Amino acids are essential to life and are produced through microbial cultivation processes such as fermentation, which are costly, time consuming and require extensive separation processes.
A new research breakthrough by Assoc Prof Yan Ning from NUS Chemical & Biomolecular Engineering and his team is capable of producing a series of amino acids from woody biomass derivatives, such as grass, straw and wood chips from agricultural waste. The approach is faster and cheaper; traditional methods of producing amino acids such as fermentation are costly, time consuming and require extensive separation processes. The team's new sustainable approach can produce at least six types of amino acids, including leucine, alanine, aspartic acid and phenylalanine.

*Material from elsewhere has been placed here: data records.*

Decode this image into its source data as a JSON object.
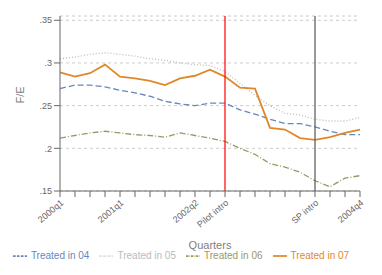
{
  "chart_data": {
    "type": "line",
    "title": "",
    "xlabel": "Quarters",
    "ylabel": "F/E",
    "categories": [
      "2000q1",
      null,
      null,
      null,
      "2001q1",
      null,
      null,
      null,
      null,
      "2002q2",
      null,
      "Pilot intro",
      null,
      null,
      null,
      null,
      null,
      "SP intro",
      null,
      null,
      "2004q4"
    ],
    "series": [
      {
        "name": "Treated in 04",
        "color": "#6688bb",
        "line_style": "dashed",
        "values": [
          0.27,
          0.274,
          0.274,
          0.272,
          0.268,
          0.265,
          0.261,
          0.255,
          0.252,
          0.25,
          0.253,
          0.253,
          0.245,
          0.24,
          0.234,
          0.229,
          0.229,
          0.225,
          0.22,
          0.216,
          0.216
        ]
      },
      {
        "name": "Treated in 05",
        "color": "#bbbbbb",
        "line_style": "dotted",
        "values": [
          0.305,
          0.307,
          0.31,
          0.312,
          0.31,
          0.308,
          0.305,
          0.303,
          0.3,
          0.298,
          0.297,
          0.29,
          0.276,
          0.262,
          0.25,
          0.241,
          0.239,
          0.234,
          0.232,
          0.232,
          0.236
        ]
      },
      {
        "name": "Treated in 06",
        "color": "#999966",
        "line_style": "dashdot",
        "values": [
          0.212,
          0.215,
          0.218,
          0.22,
          0.218,
          0.216,
          0.215,
          0.213,
          0.218,
          0.215,
          0.212,
          0.208,
          0.2,
          0.193,
          0.182,
          0.178,
          0.172,
          0.162,
          0.155,
          0.165,
          0.168
        ]
      },
      {
        "name": "Treated in 07",
        "color": "#e08828",
        "line_style": "solid",
        "values": [
          0.289,
          0.284,
          0.288,
          0.298,
          0.284,
          0.282,
          0.279,
          0.274,
          0.282,
          0.285,
          0.292,
          0.284,
          0.271,
          0.27,
          0.224,
          0.222,
          0.212,
          0.21,
          0.213,
          0.218,
          0.222
        ]
      }
    ],
    "vlines": [
      {
        "x": 11,
        "color": "red"
      },
      {
        "x": 17,
        "color": "#555555"
      }
    ],
    "ylim": [
      0.15,
      0.355
    ],
    "yticks": [
      {
        "value": 0.15,
        "label": ".15"
      },
      {
        "value": 0.2,
        "label": ".2"
      },
      {
        "value": 0.25,
        "label": ".25"
      },
      {
        "value": 0.3,
        "label": ".3"
      },
      {
        "value": 0.35,
        "label": ".35"
      }
    ],
    "grid": true,
    "legend": "bottom"
  }
}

"We envisage farmers and industries that rely on amino acids to benefit most from our breakthrough. Our new chemical method of amino acids production is much faster, and it is also more stable and sustainable than current microbial cultivation processes. We do not need to rely on microorganisms or bacteria that require strict sterile conditions for the lengthy conversion of glucose into amino acids and we can use agricultural wastes as a form of cheap and sustainable starting raw material. Moreover, the remaining woody biomass left behind after the glucose extraction can be further processed into products such as pulp and paper," Assoc Prof Yan added.

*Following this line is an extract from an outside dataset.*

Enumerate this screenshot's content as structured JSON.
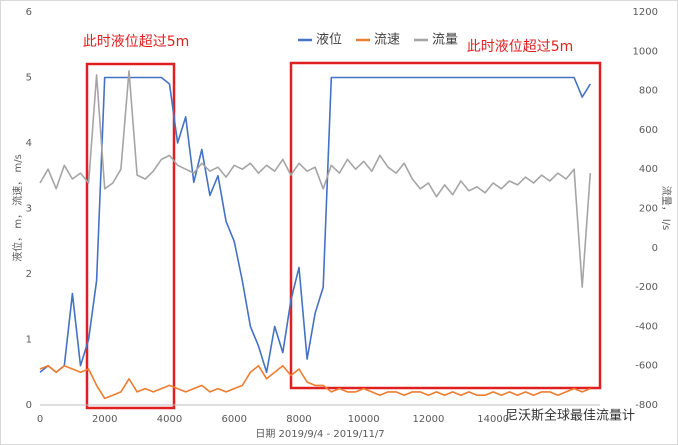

The work is a collaboration with Prof Wang Ye's research group at Xiamen University, along with scientists from Kyoto University in Japan, King Abdullah University of Science and Technology in Saudi Arabia, National Renewable Energy Laboratory in USA and the Institut des Sciences et Ingénierie Chimiques in Switzerland.The team's research findings were published in the Proceedings of the National Academy of Sciences of the United States of America (PNAS) earlier this year.
Assoc Prof Yan and his team are currently further optimising and testing the system to develop even more varieties of amino acids that are high in industry demand. He is also working on another project that investigates the direct conversion of plant-based biomass to amino acids of high value such as tyrosine and L-DOPA. Tyrosine and L-DOPA are precursors for neurotransmitters such as dopamine and adrenaline which play an important part in the body's sympathetic nervous system. They can be used to treat Parkinson's disease, among other applications.